Mosk suggested another reason why his wife was drawn to the picture. “What she’s not saying is that she connects with it because she used to be a ballerina.”

So many interpretations, so many stories. But that’s part of why a home filled with art is so nourishing. They become part of your family lore.

The Larrain-Mosk family (and Jack the dog). Photo by Katie Deits.

And every member of the family can take part. Sebastian, the couple’s sunny-natured 7-year old, will eagerly chime in to tell you how the family procured the big sailboat replica in the foyer. (He’s also been known to shake hands with the imposing Buddha in the dining room.) Do get Mosk to explain about the Egyptian seismograph in the kitchen. And ask Larrain to show you the piece by an underwater photographer named Gugg.

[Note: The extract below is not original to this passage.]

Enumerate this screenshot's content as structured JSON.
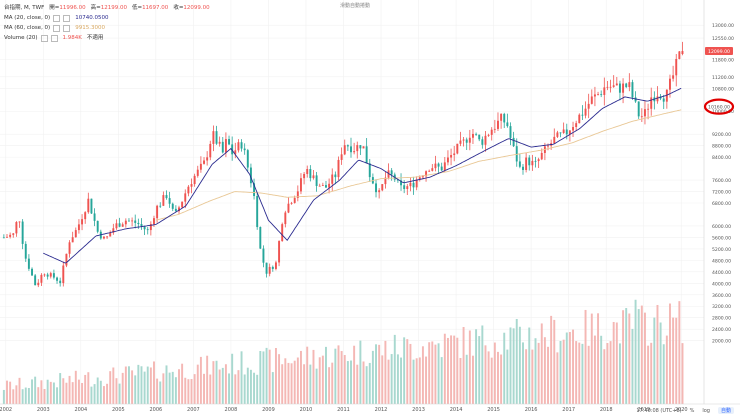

Connection is at the heart of collecting. The artists, the collectors, the advisors—they do it for the joy.

A class in collecting

If you’d like to start an art collection but fear you don’t know enough about art, Ken Rollins is here to help. Rollins is a vastly experienced museum professional (he’s been executive director of four local museums) whose firm, Rollins Fine Art, connects artists from all over the U.S.

Ken Rollins (front) with his son Noah of Rollins Fine Art.

with individual and corporate clients. He’s going to be sharing his expertise in two classes this fall at the ARTicles Gallery in St. Pete (mid-November) and the Dunedin Fine Art Center (late October). Both are entitled “Building a Collection” and both are directed at young professionals (or the young at heart). “I’m hoping to increase people’s comfort level with aesthetic decisions,” says Rollins. “Everyone makes them every day—they just don’t know they’re doing it.”